The number of students fell below 200 near 1760 and the university reputation dropped. However, by 1780 its reputation was largely restored and continued to rise through the 1820s. This was largely owing to popular and well-educated lecturers particularly in philology; the prominent professor Esaias Tegnér was a particularly notable character with widespread authority. He, in turn, attracted others towards Lund. One of these was the young theological student C. G. Brunius, who studied ancient languages under Tegnér and later became professor of Greek. With time he devoted himself to architecture and redesigned several of Lund's buildings as well as churches of the province.
Women at Lund University
The first woman to study in Lund was the medical student Hedda Andersson who entered the university in 1880 (two years before the next woman to do so). Hilma Borelius was the first woman to finish a doctorate in Lund, in 1910. The first woman to be appointed to a professor's chair was the historian Birgitta Odén (1965). In 1992 Boel Flodgren, Professor of Business Law, was appointed rector magnificus (or, strictly speaking, rectrix magnifica) of Lund University. As such, she was the first woman to be a head of a European university.

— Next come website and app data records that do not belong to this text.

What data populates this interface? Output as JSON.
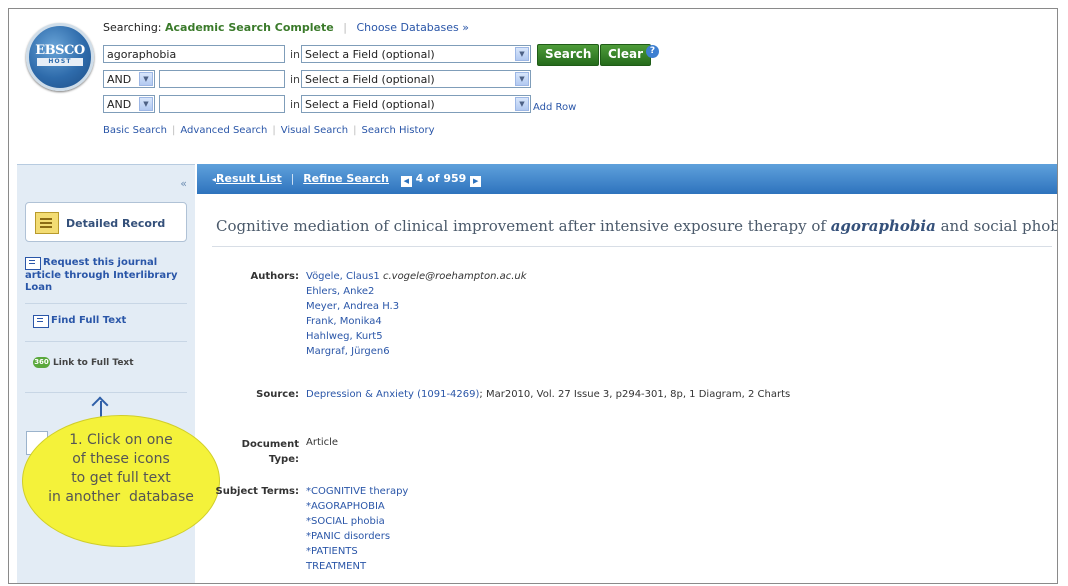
{
  "header": {
    "searching_label": "Searching:",
    "database": "Academic Search Complete",
    "choose_databases": "Choose Databases »",
    "logo_top": "EBSCO",
    "logo_bottom": "HOST",
    "search_rows": [
      {
        "operator": "",
        "term": "agoraphobia",
        "in": "in",
        "field": "Select a Field (optional)"
      },
      {
        "operator": "AND",
        "term": "",
        "in": "in",
        "field": "Select a Field (optional)"
      },
      {
        "operator": "AND",
        "term": "",
        "in": "in",
        "field": "Select a Field (optional)"
      }
    ],
    "search_button": "Search",
    "clear_button": "Clear",
    "help_icon": "?",
    "add_row": "Add Row",
    "tabs": [
      "Basic Search",
      "Advanced Search",
      "Visual Search",
      "Search History"
    ]
  },
  "sidebar": {
    "collapse": "«",
    "detailed_record": "Detailed Record",
    "request_journal": "Request this journal article through Interlibrary Loan",
    "find_full_text": "Find Full Text",
    "link_full_text": "Link to Full Text",
    "badge": "360"
  },
  "callout": {
    "text_lines": [
      "1. Click on one",
      "of these icons",
      "to get full text",
      "in another  database"
    ]
  },
  "result_bar": {
    "result_list": "Result List",
    "refine_search": "Refine Search",
    "position": "4 of 959"
  },
  "record": {
    "title_before": "Cognitive mediation of clinical improvement after intensive exposure therapy of ",
    "title_keyword": "agoraphobia",
    "title_after": " and social phobia.",
    "authors_label": "Authors:",
    "authors": [
      "Vögele, Claus1",
      "Ehlers, Anke2",
      "Meyer, Andrea H.3",
      "Frank, Monika4",
      "Hahlweg, Kurt5",
      "Margraf, Jürgen6"
    ],
    "author_email": "c.vogele@roehampton.ac.uk",
    "source_label": "Source:",
    "source_link": "Depression & Anxiety (1091-4269)",
    "source_rest": "; Mar2010, Vol. 27 Issue 3, p294-301, 8p, 1 Diagram, 2 Charts",
    "doctype_label_1": "Document",
    "doctype_label_2": "Type:",
    "doctype": "Article",
    "subjects_label": "Subject Terms:",
    "subjects": [
      "*COGNITIVE therapy",
      "*AGORAPHOBIA",
      "*SOCIAL phobia",
      "*PANIC disorders",
      "*PATIENTS",
      "TREATMENT"
    ]
  }
}
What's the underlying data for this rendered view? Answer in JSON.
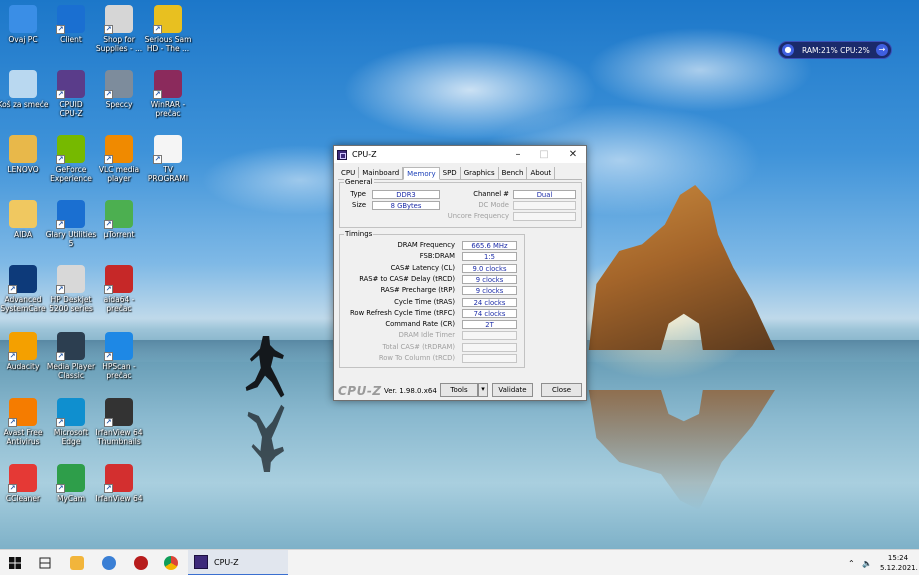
{
  "desktop_icons": [
    {
      "label": "Ovaj PC",
      "icon": "computer-icon",
      "color": "#3a8ee6"
    },
    {
      "label": "Client",
      "icon": "client-app-icon",
      "color": "#1a6fd1"
    },
    {
      "label": "Shop for\nSupplies - ...",
      "icon": "printer-icon",
      "color": "#d6d6d6"
    },
    {
      "label": "Serious Sam\nHD - The ...",
      "icon": "serious-sam-icon",
      "color": "#e8c020"
    },
    {
      "label": "Koš za smeće",
      "icon": "recycle-bin-icon",
      "color": "#b9d8f0"
    },
    {
      "label": "CPUID\nCPU-Z",
      "icon": "cpu-z-icon",
      "color": "#5a3c8a"
    },
    {
      "label": "Speccy",
      "icon": "speccy-icon",
      "color": "#7d8c9c"
    },
    {
      "label": "WinRAR -\nprečac",
      "icon": "winrar-icon",
      "color": "#8b2a5c"
    },
    {
      "label": "LENOVO",
      "icon": "folder-user-icon",
      "color": "#e8b84a"
    },
    {
      "label": "GeForce\nExperience",
      "icon": "nvidia-icon",
      "color": "#76b900"
    },
    {
      "label": "VLC media\nplayer",
      "icon": "vlc-icon",
      "color": "#f08a00"
    },
    {
      "label": "TV\nPROGRAMI",
      "icon": "text-file-icon",
      "color": "#f5f5f5"
    },
    {
      "label": "AIDA",
      "icon": "folder-icon",
      "color": "#f0c860"
    },
    {
      "label": "Glary Utilities\n5",
      "icon": "glary-utilities-icon",
      "color": "#1a6fd1"
    },
    {
      "label": "µTorrent",
      "icon": "utorrent-icon",
      "color": "#4caf50"
    },
    {
      "label": "Advanced\nSystemCare",
      "icon": "advanced-systemcare-icon",
      "color": "#0d3a7a"
    },
    {
      "label": "HP Deskjet\n5200 series",
      "icon": "hp-printer-icon",
      "color": "#d8d8d8"
    },
    {
      "label": "aida64 -\nprečac",
      "icon": "aida64-icon",
      "color": "#c62828"
    },
    {
      "label": "Audacity",
      "icon": "audacity-icon",
      "color": "#f4a000"
    },
    {
      "label": "Media Player\nClassic",
      "icon": "media-player-classic-icon",
      "color": "#2c3e50"
    },
    {
      "label": "HPScan -\nprečac",
      "icon": "hp-scan-icon",
      "color": "#1e88e5"
    },
    {
      "label": "Avast Free\nAntivirus",
      "icon": "avast-icon",
      "color": "#f57c00"
    },
    {
      "label": "Microsoft\nEdge",
      "icon": "edge-icon",
      "color": "#0f8fcf"
    },
    {
      "label": "IrfanView 64\nThumbnails",
      "icon": "irfanview-thumbnails-icon",
      "color": "#333333"
    },
    {
      "label": "CCleaner",
      "icon": "ccleaner-icon",
      "color": "#e53935"
    },
    {
      "label": "MyCam",
      "icon": "mycam-icon",
      "color": "#2e9e4a"
    },
    {
      "label": "IrfanView 64",
      "icon": "irfanview-icon",
      "color": "#d32f2f"
    }
  ],
  "sysmon": {
    "text": "RAM:21%  CPU:2%",
    "accent": "#3f5fe0"
  },
  "cpuz": {
    "title": "CPU-Z",
    "tabs": [
      "CPU",
      "Mainboard",
      "Memory",
      "SPD",
      "Graphics",
      "Bench",
      "About"
    ],
    "active_tab": "Memory",
    "general": {
      "title": "General",
      "type_label": "Type",
      "type_value": "DDR3",
      "size_label": "Size",
      "size_value": "8 GBytes",
      "channel_label": "Channel #",
      "channel_value": "Dual",
      "dcmode_label": "DC Mode",
      "dcmode_value": "",
      "uncore_label": "Uncore Frequency",
      "uncore_value": ""
    },
    "timings": {
      "title": "Timings",
      "rows": [
        {
          "label": "DRAM Frequency",
          "value": "665.6 MHz",
          "enabled": true
        },
        {
          "label": "FSB:DRAM",
          "value": "1:5",
          "enabled": true
        },
        {
          "label": "CAS# Latency (CL)",
          "value": "9.0 clocks",
          "enabled": true
        },
        {
          "label": "RAS# to CAS# Delay (tRCD)",
          "value": "9 clocks",
          "enabled": true
        },
        {
          "label": "RAS# Precharge (tRP)",
          "value": "9 clocks",
          "enabled": true
        },
        {
          "label": "Cycle Time (tRAS)",
          "value": "24 clocks",
          "enabled": true
        },
        {
          "label": "Row Refresh Cycle Time (tRFC)",
          "value": "74 clocks",
          "enabled": true
        },
        {
          "label": "Command Rate (CR)",
          "value": "2T",
          "enabled": true
        },
        {
          "label": "DRAM Idle Timer",
          "value": "",
          "enabled": false
        },
        {
          "label": "Total CAS# (tRDRAM)",
          "value": "",
          "enabled": false
        },
        {
          "label": "Row To Column (tRCD)",
          "value": "",
          "enabled": false
        }
      ]
    },
    "logo": "CPU-Z",
    "version": "Ver. 1.98.0.x64",
    "tools_label": "Tools",
    "validate_label": "Validate",
    "close_label": "Close",
    "value_color": "#1c2ca8"
  },
  "taskbar": {
    "cpuz_label": "CPU-Z",
    "time": "15:24",
    "date": "5.12.2021."
  }
}
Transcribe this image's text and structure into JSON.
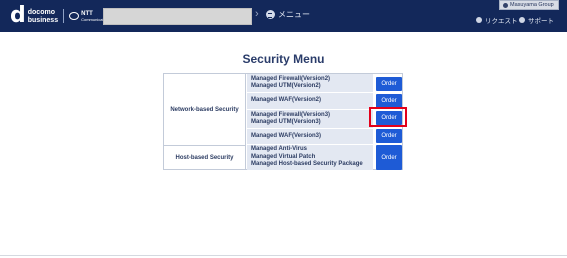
{
  "header": {
    "logo": {
      "top": "docomo",
      "bottom": "business",
      "partner_line1": "NTT",
      "partner_line2": "Communications"
    },
    "menu_label": "メニュー",
    "user_label": "Masuyama Group",
    "request_label": "リクエスト",
    "support_label": "サポート"
  },
  "page": {
    "title": "Security Menu"
  },
  "categories": [
    {
      "label": "Network-based Security"
    },
    {
      "label": "Host-based Security"
    }
  ],
  "services": [
    {
      "lines": [
        "Managed Firewall(Version2)",
        "Managed UTM(Version2)"
      ],
      "order_label": "Order"
    },
    {
      "lines": [
        "Managed WAF(Version2)"
      ],
      "order_label": "Order"
    },
    {
      "lines": [
        "Managed Firewall(Version3)",
        "Managed UTM(Version3)"
      ],
      "order_label": "Order"
    },
    {
      "lines": [
        "Managed WAF(Version3)"
      ],
      "order_label": "Order"
    },
    {
      "lines": [
        "Managed Anti-Virus",
        "Managed Virtual Patch",
        "Managed Host-based Security Package"
      ],
      "order_label": "Order"
    }
  ],
  "colors": {
    "header_bg": "#13285a",
    "order_button": "#1e5bd6",
    "highlight": "#e3001b",
    "service_bg": "#e3e8f2"
  }
}
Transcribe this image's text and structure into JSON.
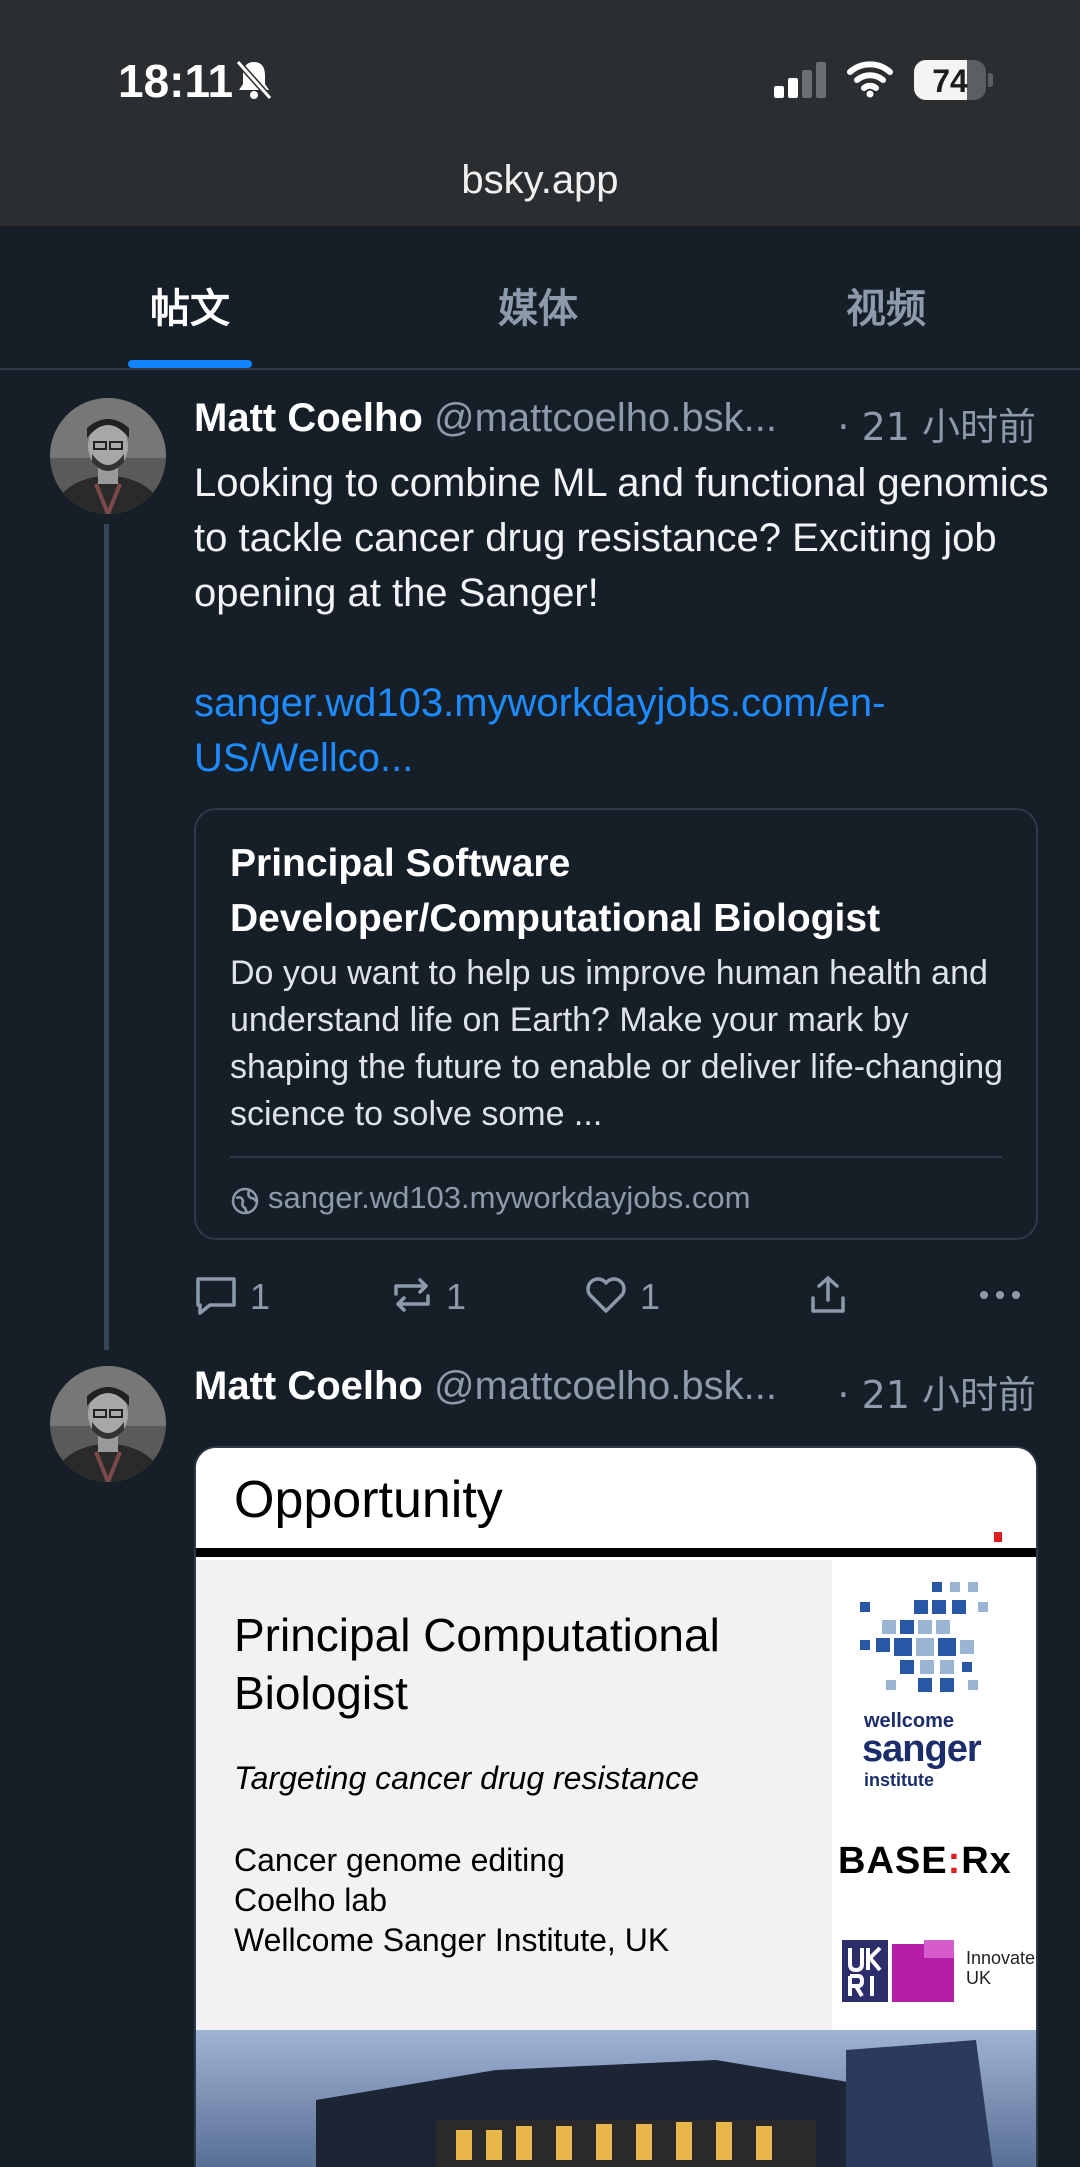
{
  "status_bar": {
    "time": "18:11",
    "battery_level": "74",
    "battery_fraction": 0.74,
    "icons": [
      "bell-slash-icon",
      "cellular-signal-icon",
      "wifi-icon",
      "battery-icon"
    ]
  },
  "browser": {
    "url": "bsky.app"
  },
  "tabs": [
    {
      "label": "帖文",
      "active": true
    },
    {
      "label": "媒体",
      "active": false
    },
    {
      "label": "视频",
      "active": false
    }
  ],
  "posts": [
    {
      "author": "Matt Coelho",
      "handle": "@mattcoelho.bsk...",
      "time": "· 21 小时前",
      "text": "Looking to combine ML and functional genomics to tackle cancer drug resistance? Exciting job opening at the Sanger!",
      "link": "sanger.wd103.myworkdayjobs.com/en-US/Wellco...",
      "card": {
        "title": "Principal Software Developer/Computational Biologist",
        "description": "Do you want to help us improve human health and understand life on Earth? Make your mark by shaping the future to enable or deliver life-changing science to solve some ...",
        "domain": "sanger.wd103.myworkdayjobs.com"
      },
      "actions": {
        "reply_count": "1",
        "repost_count": "1",
        "like_count": "1"
      }
    },
    {
      "author": "Matt Coelho",
      "handle": "@mattcoelho.bsk...",
      "time": "· 21 小时前",
      "image": {
        "heading": "Opportunity",
        "title": "Principal Computational Biologist",
        "subtitle": "Targeting cancer drug resistance",
        "lines": "Cancer genome editing\nCoelho lab\nWellcome Sanger Institute, UK",
        "logo_wellcome": "wellcome",
        "logo_sanger": "sanger",
        "logo_institute": "institute",
        "logo_base_left": "BASE",
        "logo_base_colon": ":",
        "logo_base_right": "Rx",
        "logo_innovate": "Innovate\nUK"
      }
    }
  ],
  "colors": {
    "background": "#161e27",
    "accent": "#1083fe",
    "link": "#1e8bff",
    "muted": "#8c9aab"
  }
}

Lund University is internationally known as Scandinavia's largest research university. The university has eight faculties and many research centers and specialized institutes. Approximately 42,500 students study within one of the 100 educational programs, the eighteen international masters programs or the 1,400 courses. Almost three hundred courses are, or can be, held in English for the benefit of international exchange students. There are several programs allowing foreign students to study abroad at the University. Notable exchangees include United States Supreme Court Justice Ruth Bader Ginsburg, who conducted research at Lund University in the 1960s.